Many of those awards came from AIA Minnesota or AIA National, which shows the esteem in which her peers hold her and her work. Since 2003, Snow Kreilich has won 13 AIA Minnesota awards for its buildings or its leadership in the profession, as well as an AIA National Honor Award and four awards from the AIA magazine, Architect.

The diversity of the recognized work is equally remarkable. Julie Snow’s office has won awards for buildings ranging from houses, apartments, and condominiums to offices, border stations, and a school. “We like to do it all,” says Snow, with her infectious laugh. But her modesty belies the extraordinary difficulty of winning so many awards for so many different building types, a feat that very few architects achieve.

She attributes this success in part to the research her firm does for every project. “We don’t start designing until we’ve done the work to understand the real issues in a project,” she said recently over lunch. That up-front work pays ample dividends on the back end, with buildings that not only solve clients’ programmatic needs but also strategically address their larger goals.

That strategic sensibility came through clearly in some of her first published work: three industrial buildings for plastics manufacturers in western Wisconsin.

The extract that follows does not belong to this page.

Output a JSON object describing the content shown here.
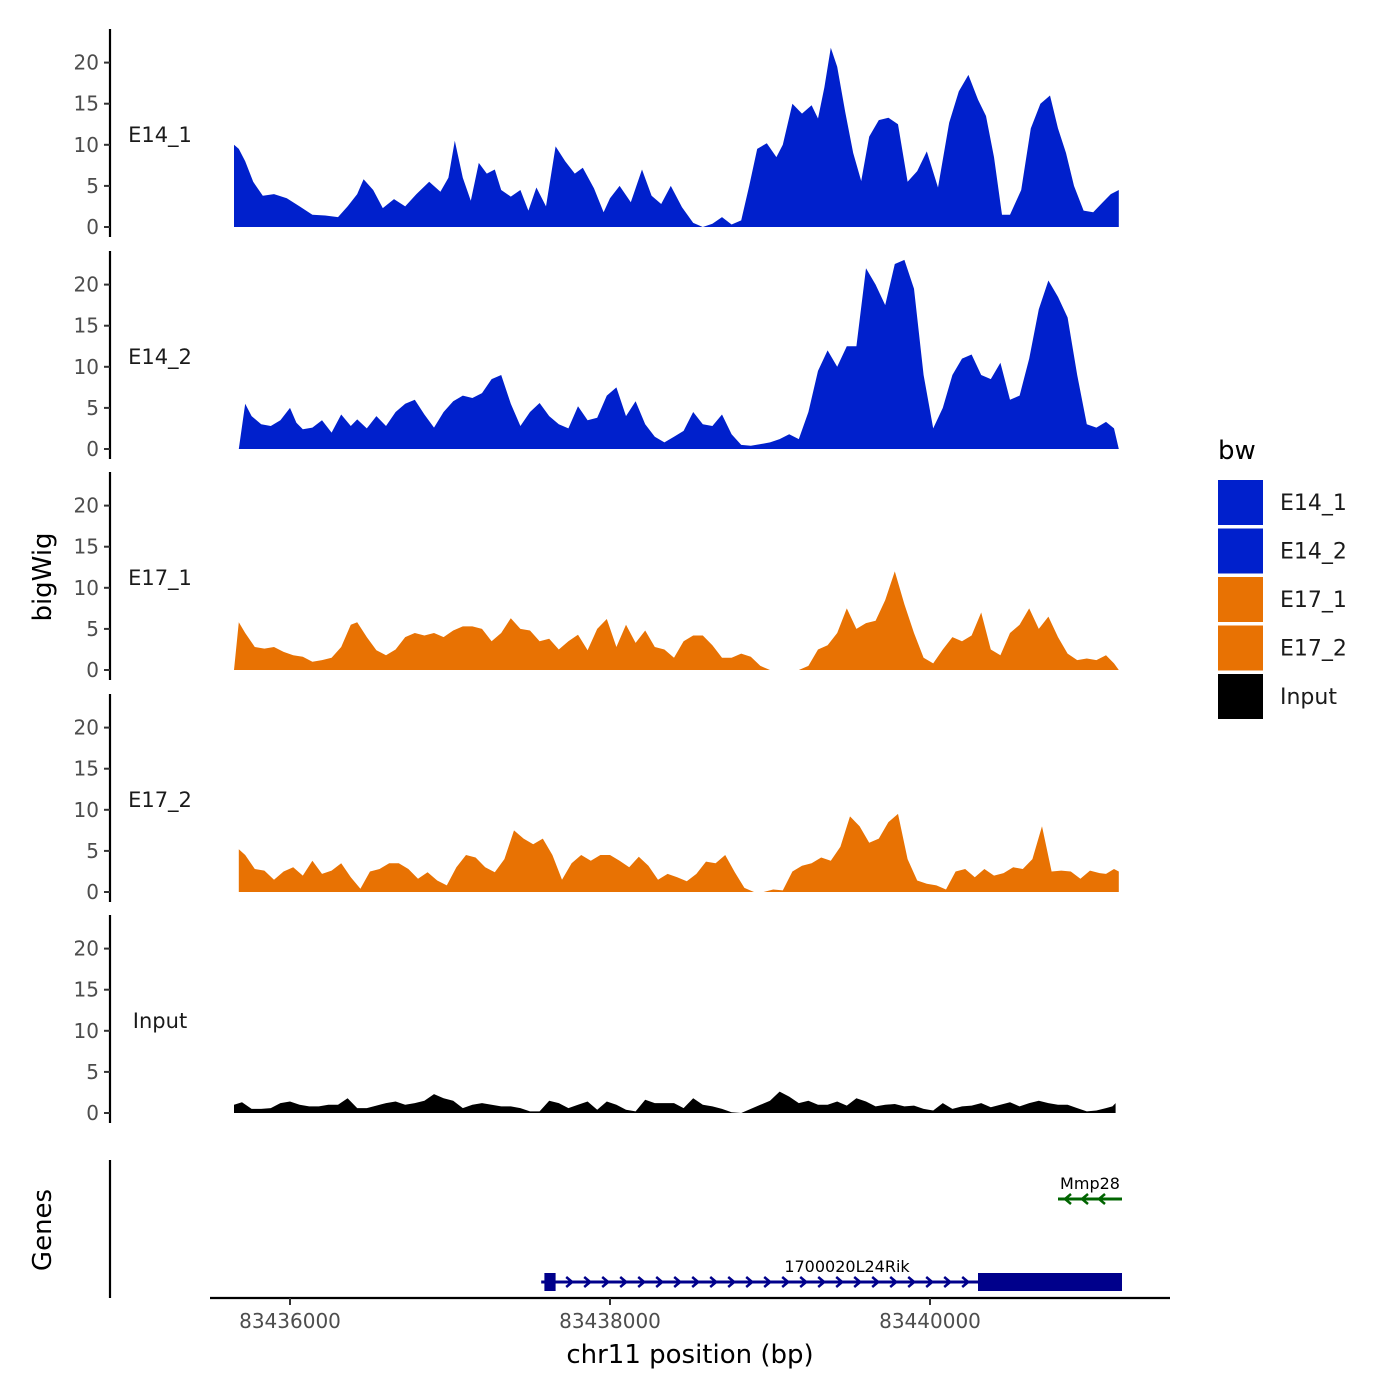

Published in the second-to-last issue of Progressive Architecture magazine, those buildings had both a restrained elegance rarely seen in American industrial architecture and internal layouts that broke down the traditional barriers between labor and management and that gave workers the same access to daylight and views as their bosses’.

This transformational approach to projects has also led Julie Snow’s firm to win recognition from the business press—Finance & Commerce and Minneapolis St. Paul Business Journal—and several awards from one of her primary clients, the federal government’s General Services Administration (GSA). The winner of a GSA Honor Award this year, the U.S. Land Port of Entry in Van Buren, Maine, shows how Snow Kreilich’s research yielded not only a functional and efficient building but also a brilliantly conceived work of architecture designed around the idea of “surveillance and camouflage” necessary to guard our borders.

The conceptual clarity of all of Snow Kreilich’s work has earned the firm other types of awards as well, including those from honorary societies (American Academy of Arts and Letters), the construction industry (Holcim Foundation, Builder magazine), and the public (Minneapolis St. Paul magazine, Heritage Preservation Commission). Such recognition demonstrates how architecture grounded in the reality of modern life greatly interests a lot of people.

We in Minnesota are fortunate to have an architect of Julie Snow’s talent working in our midst. Her presence reinforces the justifiable claim that this region is home to some of the best designers in the country. But it also seems inevitable, for what could be more apt than Julie Snow reaching the pinnacle of her profession—AIA Minnesota’s Gold Medal—in snow country?